Canco Charlie
I used to live in the pleasant village of Fairport, NY, a short walk from the Erie Canal, by which inland Fairport got its name. A reminder of those industrial days could be found about a mile east along the canal in a long four-story factory owned by the American Can Company. Canco, as locals called it, had been formed in 1901 as one of the 300+ trusts that gobbled up every industry in America into impregnable monopolies. The tin-plate trust was never as famous as Rockefeller’s Standard Oil or Carnegie’s United States Steel yet played just as critical a part in the average household. Canned foods were another hot new technology, because a new method of sealing the cans without solder had just been perfected by the well-named Sanitary Can Company, which ran their experiments in Fairport. After a steep learning curve, leading to many bulging botulistic cans quietly being dumped in the canal, Sanitary perfected the means of crimping can tops on to the body, made of corrosion resistant tinplate steel, the familiar tin can of today. American Can swallowed Sanitary Can in 1908.

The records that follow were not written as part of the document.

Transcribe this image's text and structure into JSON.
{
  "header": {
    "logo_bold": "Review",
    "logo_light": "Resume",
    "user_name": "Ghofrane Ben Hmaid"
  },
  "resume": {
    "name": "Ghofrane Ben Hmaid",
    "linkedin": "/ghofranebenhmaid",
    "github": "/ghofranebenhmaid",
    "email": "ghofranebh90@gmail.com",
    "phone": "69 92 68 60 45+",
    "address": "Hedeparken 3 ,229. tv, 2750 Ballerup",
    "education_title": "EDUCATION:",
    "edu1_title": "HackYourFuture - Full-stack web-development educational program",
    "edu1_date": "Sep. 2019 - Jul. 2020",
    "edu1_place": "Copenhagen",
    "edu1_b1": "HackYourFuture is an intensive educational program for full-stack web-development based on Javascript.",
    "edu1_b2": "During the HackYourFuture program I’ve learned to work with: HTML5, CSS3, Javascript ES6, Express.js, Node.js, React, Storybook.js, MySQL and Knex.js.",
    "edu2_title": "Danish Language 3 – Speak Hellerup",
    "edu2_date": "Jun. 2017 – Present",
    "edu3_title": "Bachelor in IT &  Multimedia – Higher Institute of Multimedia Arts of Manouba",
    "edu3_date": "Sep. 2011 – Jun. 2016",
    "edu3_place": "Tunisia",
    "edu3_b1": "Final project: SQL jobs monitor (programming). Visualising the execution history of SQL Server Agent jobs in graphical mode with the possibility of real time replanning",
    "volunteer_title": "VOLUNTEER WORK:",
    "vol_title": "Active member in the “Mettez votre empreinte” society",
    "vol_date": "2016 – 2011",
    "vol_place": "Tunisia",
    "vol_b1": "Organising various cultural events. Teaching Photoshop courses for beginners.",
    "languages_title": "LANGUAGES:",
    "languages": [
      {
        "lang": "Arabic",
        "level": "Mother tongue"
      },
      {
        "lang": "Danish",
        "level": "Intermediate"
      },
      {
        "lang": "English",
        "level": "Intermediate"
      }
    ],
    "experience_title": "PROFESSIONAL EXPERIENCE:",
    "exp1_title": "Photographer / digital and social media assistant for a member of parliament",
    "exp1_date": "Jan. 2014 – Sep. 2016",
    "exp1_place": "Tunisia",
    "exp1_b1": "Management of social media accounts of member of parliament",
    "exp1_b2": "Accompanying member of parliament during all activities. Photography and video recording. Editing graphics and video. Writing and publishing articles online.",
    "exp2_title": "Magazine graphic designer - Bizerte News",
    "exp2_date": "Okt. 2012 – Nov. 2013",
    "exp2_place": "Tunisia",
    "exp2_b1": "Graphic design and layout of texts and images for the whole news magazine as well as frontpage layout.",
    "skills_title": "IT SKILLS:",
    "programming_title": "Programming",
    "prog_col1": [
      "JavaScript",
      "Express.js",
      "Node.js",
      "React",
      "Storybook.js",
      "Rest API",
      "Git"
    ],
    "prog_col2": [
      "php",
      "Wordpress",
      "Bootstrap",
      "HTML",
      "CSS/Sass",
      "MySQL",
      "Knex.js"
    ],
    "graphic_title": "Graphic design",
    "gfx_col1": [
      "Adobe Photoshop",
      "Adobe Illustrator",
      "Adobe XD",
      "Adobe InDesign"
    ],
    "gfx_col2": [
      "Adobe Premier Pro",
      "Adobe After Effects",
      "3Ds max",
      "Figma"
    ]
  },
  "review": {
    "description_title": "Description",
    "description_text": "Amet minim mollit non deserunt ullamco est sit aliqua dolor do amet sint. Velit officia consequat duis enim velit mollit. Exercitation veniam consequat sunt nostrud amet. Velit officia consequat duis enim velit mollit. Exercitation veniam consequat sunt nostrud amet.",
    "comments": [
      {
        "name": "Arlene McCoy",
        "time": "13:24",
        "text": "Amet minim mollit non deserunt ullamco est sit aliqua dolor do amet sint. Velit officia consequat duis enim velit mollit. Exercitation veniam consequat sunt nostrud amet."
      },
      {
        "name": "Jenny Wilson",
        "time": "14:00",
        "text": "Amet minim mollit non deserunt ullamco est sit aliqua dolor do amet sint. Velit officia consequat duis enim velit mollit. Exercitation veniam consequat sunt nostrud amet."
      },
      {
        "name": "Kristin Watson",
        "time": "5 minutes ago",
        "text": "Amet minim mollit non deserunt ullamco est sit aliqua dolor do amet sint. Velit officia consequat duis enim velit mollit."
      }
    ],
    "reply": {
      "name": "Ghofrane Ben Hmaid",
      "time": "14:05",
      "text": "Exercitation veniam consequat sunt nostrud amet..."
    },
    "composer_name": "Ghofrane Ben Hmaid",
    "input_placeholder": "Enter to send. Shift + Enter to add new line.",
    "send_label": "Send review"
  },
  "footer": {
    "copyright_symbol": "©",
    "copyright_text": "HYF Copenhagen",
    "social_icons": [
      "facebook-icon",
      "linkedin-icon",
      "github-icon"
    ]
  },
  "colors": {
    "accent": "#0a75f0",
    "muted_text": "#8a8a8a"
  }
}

World War II changed everything, including food. Millions of young families fled cities for the open spaces of the suburbs and their increasingly gigantic supermarkets, filled with endless aisles of canned foods. Those promised ease from the hours of cooking known by their mothers. Poppy Cannon, author of the Can-Opener Cookbook, apotheosized the tool as “the open sesame to freedom . . . from tedium, space, work, and your own inexperience.”